21 years ago, in his honor, Chavez started "Ricky's Retreat," providing AIDS hospice and transitional housing, an organization that would some how be different if Montoya was alive today.

"I don't know what it would be like if he was alive, but it would be awesome.  It would be really great to have him. He's greatly missed dearly," she said.

According to the Centers for Disease Control and Prevention 50,000 people are infected with HIV every year.

"It made me appreciate life more," said Tim Zens of Bakersfield.

Zens has lived with the disease since 2004 and remembers how bad it was before moving into hospice care.

"The cab dropped me off and my weight was 125 pounds.  I got off and got onto the curb and fell because I was so weak and I spent 24 hours in bed and I didn't even get up to eat or anything," he said.
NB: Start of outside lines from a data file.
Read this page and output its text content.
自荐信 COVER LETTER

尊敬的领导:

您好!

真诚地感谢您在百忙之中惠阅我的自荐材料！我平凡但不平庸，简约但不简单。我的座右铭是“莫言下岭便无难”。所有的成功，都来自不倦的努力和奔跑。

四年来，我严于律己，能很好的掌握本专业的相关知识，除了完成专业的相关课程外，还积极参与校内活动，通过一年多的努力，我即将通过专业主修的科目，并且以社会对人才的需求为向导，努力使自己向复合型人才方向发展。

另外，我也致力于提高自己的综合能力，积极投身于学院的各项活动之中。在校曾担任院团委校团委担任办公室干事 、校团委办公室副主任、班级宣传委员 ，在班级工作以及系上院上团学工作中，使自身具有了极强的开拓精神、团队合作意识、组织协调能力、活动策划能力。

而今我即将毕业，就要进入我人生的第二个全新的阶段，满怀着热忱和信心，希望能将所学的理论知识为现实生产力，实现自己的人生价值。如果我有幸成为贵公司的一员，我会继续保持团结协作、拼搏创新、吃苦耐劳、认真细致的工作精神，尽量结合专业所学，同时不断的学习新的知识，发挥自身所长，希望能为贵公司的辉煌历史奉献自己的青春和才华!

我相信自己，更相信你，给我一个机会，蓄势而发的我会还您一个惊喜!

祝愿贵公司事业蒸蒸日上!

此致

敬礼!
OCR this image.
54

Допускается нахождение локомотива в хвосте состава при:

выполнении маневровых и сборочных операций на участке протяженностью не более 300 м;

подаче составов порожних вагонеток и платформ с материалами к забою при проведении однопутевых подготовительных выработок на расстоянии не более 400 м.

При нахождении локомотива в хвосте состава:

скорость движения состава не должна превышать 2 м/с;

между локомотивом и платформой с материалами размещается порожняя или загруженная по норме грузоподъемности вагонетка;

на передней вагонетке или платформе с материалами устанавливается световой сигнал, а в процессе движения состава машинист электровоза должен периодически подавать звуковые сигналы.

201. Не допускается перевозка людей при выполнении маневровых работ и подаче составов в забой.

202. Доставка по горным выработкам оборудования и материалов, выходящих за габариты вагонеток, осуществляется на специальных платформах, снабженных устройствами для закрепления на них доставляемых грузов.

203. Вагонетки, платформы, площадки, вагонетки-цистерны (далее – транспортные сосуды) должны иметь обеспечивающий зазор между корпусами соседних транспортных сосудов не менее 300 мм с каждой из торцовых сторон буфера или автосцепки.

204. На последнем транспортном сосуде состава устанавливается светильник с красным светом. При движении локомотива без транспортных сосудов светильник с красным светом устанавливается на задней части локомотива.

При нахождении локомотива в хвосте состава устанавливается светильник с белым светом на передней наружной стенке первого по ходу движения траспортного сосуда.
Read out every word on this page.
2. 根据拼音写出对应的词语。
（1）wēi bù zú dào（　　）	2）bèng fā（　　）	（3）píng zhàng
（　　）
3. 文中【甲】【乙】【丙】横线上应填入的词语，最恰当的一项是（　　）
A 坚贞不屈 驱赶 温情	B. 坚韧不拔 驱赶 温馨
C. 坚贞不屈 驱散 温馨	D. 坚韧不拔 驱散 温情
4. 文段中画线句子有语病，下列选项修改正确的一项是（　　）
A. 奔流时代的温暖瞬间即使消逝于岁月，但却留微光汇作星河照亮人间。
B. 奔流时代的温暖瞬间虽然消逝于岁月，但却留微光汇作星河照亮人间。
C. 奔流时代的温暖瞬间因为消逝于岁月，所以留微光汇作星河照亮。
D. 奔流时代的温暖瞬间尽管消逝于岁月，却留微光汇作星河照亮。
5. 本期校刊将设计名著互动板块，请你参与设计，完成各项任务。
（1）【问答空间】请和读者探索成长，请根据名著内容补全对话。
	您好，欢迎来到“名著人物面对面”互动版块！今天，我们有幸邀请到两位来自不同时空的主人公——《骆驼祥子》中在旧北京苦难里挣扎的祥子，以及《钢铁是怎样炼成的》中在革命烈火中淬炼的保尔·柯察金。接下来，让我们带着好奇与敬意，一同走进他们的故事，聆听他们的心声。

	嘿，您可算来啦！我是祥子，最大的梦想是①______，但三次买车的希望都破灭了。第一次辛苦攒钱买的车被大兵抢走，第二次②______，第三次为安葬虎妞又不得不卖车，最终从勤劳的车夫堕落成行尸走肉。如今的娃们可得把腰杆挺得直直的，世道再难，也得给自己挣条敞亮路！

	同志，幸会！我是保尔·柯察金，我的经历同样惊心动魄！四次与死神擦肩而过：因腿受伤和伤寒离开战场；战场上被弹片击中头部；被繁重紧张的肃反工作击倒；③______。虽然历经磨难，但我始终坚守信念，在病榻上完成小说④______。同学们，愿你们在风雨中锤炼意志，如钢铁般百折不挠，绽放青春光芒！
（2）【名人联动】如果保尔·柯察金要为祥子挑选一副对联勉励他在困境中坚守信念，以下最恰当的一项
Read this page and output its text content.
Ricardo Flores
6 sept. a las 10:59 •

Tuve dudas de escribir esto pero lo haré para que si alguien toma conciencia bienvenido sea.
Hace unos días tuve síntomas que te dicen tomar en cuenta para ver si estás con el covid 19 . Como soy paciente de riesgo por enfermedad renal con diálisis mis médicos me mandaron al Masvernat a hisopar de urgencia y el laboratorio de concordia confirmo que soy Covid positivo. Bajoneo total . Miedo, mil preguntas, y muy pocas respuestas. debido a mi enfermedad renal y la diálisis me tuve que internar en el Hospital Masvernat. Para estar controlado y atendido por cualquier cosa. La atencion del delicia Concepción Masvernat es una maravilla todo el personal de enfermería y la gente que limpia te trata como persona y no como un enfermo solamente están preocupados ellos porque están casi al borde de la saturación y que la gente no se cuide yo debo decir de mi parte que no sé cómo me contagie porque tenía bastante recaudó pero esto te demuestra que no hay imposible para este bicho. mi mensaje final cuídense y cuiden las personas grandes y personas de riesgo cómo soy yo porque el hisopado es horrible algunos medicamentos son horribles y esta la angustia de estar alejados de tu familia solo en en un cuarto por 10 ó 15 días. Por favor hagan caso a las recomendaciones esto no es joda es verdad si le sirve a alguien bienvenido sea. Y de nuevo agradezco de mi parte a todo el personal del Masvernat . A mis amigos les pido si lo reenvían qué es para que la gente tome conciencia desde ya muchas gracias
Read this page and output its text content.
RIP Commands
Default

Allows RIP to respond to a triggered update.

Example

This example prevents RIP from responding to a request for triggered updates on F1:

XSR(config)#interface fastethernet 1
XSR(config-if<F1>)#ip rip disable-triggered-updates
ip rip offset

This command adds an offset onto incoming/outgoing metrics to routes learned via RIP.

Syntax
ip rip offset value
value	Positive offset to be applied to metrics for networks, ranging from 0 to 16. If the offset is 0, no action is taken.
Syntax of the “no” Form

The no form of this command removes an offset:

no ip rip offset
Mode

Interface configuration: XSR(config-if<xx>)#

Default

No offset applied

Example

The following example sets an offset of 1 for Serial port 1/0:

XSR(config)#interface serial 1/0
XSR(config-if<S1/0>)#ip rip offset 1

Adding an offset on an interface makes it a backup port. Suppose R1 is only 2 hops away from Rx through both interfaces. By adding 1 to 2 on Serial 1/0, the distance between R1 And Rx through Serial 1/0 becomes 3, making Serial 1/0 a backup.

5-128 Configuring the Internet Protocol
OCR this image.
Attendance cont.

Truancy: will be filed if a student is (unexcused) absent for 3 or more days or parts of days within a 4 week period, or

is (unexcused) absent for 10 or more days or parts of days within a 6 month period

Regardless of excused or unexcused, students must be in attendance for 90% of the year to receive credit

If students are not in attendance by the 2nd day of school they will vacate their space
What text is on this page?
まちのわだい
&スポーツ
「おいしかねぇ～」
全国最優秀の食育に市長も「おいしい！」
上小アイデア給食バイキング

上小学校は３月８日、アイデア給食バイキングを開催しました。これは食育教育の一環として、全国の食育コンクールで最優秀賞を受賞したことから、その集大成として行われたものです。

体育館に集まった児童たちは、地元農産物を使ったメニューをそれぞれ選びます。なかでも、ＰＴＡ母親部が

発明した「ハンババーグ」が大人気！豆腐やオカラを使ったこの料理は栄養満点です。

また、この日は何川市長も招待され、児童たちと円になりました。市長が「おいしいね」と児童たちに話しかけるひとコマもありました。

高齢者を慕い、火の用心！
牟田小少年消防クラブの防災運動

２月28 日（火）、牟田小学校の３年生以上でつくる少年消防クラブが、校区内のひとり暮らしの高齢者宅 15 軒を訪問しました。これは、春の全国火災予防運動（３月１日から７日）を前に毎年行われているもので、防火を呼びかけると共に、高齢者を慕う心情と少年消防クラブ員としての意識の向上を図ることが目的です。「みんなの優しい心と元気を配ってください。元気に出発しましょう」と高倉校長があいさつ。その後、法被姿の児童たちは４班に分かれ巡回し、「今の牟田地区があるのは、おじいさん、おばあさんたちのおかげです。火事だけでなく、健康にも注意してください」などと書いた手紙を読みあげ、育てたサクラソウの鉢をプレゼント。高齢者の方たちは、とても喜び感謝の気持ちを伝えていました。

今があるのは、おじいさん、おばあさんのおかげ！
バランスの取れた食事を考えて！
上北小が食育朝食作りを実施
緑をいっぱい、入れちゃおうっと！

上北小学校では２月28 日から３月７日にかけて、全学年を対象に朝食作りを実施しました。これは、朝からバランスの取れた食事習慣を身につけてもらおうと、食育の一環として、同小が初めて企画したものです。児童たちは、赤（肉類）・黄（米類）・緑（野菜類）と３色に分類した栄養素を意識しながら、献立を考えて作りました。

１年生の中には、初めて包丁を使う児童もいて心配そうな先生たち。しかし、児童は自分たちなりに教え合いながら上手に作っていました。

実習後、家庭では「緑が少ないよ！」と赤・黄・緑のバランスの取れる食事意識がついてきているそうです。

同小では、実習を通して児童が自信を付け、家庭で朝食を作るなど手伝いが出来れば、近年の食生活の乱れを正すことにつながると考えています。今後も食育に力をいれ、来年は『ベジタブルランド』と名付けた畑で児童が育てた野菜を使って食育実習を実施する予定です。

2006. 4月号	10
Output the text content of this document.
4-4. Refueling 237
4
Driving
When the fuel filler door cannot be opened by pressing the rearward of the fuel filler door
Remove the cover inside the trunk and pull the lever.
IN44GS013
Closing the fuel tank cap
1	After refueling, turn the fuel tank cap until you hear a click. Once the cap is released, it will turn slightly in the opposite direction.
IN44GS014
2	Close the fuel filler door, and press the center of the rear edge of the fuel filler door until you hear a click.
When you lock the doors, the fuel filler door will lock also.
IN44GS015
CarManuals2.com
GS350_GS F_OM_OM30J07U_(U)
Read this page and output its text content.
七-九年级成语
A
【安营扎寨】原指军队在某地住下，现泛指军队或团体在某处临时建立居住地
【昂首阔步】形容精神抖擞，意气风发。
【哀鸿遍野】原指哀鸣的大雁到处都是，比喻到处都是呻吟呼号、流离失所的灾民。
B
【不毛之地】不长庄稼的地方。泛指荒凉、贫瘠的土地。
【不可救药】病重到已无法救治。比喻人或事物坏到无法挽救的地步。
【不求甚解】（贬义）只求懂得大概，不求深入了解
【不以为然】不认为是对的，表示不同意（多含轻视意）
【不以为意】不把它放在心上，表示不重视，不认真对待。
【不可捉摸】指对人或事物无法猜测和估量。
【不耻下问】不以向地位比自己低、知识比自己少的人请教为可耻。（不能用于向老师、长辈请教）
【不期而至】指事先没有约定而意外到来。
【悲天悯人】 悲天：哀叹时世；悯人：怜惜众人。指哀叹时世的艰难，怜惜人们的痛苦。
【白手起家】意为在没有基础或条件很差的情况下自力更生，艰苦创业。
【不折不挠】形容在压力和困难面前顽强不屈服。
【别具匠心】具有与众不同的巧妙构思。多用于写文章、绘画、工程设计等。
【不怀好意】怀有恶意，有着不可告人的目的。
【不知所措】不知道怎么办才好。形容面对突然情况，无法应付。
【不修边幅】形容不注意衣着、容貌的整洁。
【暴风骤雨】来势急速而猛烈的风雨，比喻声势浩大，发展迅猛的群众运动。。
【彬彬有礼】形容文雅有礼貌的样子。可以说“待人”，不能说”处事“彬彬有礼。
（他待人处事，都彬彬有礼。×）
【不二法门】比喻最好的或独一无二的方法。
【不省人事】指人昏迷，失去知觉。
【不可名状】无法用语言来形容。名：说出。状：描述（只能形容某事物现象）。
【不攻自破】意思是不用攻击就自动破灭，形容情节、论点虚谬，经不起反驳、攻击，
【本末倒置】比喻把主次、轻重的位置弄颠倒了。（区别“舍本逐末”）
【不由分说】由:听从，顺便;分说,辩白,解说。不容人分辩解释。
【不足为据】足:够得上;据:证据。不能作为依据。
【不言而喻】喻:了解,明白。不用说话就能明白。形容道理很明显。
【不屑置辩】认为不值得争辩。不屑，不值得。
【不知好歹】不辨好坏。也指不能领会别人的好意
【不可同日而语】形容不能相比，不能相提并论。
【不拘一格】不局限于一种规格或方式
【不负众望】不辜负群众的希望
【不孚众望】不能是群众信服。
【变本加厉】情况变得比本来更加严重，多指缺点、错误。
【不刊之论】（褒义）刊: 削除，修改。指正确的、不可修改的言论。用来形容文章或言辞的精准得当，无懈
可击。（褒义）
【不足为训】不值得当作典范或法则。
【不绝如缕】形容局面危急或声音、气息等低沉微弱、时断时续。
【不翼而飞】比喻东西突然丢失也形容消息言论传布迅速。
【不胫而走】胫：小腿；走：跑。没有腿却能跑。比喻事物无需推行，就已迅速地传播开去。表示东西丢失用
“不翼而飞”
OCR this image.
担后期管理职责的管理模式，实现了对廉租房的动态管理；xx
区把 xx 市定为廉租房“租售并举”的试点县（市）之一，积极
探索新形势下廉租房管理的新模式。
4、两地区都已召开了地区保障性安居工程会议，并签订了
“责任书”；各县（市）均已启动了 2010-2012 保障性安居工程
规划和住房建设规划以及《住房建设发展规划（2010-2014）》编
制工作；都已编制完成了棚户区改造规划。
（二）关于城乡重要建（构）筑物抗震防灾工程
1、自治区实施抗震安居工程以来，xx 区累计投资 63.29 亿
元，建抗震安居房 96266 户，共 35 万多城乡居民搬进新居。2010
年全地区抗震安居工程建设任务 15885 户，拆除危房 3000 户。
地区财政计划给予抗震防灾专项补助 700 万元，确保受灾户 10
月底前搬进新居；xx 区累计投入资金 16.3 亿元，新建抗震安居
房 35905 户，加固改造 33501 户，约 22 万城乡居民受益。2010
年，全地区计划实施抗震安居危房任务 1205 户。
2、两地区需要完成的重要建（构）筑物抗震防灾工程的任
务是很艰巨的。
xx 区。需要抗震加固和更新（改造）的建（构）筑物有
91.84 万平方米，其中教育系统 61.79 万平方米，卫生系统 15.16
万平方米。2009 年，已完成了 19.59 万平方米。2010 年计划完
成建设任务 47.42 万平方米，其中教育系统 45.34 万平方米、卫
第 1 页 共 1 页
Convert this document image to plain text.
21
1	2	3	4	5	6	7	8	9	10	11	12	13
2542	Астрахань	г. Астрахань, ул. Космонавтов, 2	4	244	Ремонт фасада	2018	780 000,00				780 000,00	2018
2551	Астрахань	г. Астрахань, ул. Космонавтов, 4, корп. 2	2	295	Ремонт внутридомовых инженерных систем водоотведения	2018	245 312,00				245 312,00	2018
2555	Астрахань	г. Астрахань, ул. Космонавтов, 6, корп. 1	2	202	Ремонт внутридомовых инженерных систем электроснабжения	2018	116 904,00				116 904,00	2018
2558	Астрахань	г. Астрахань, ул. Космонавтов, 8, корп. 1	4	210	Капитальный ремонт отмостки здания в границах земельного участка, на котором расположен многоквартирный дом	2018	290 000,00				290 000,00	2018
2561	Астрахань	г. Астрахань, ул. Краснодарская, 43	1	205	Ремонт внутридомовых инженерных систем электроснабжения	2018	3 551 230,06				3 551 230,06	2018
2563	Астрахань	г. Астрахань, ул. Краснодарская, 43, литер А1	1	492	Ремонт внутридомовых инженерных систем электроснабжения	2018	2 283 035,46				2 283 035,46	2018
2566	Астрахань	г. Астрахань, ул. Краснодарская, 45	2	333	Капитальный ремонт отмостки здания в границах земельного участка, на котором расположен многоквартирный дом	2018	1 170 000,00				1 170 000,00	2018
Although, treatment has advanced over the years advocates hope people continue the conversation.  They want to use the AIDS Walk to promote awareness and encourage support and compassion for people living with AIDS.

"Knowledge is power and HIV has affected so many people who might have someone in your life that don't even know they are infected.  Everybody needs to get tested," said Zens.

The walk honors people who have died from AIDS, those living with it and people who are HIV negative.

"Most of us don't ever think it will happen to us and so if we look at the risk factors, unprotected sex and blood to blood risk, then we have to really be realistic," said Chavez.

The three mile walk starts at Ricky's Retreat at 9am Saturday, October 5, 2013, near Jefferson Park.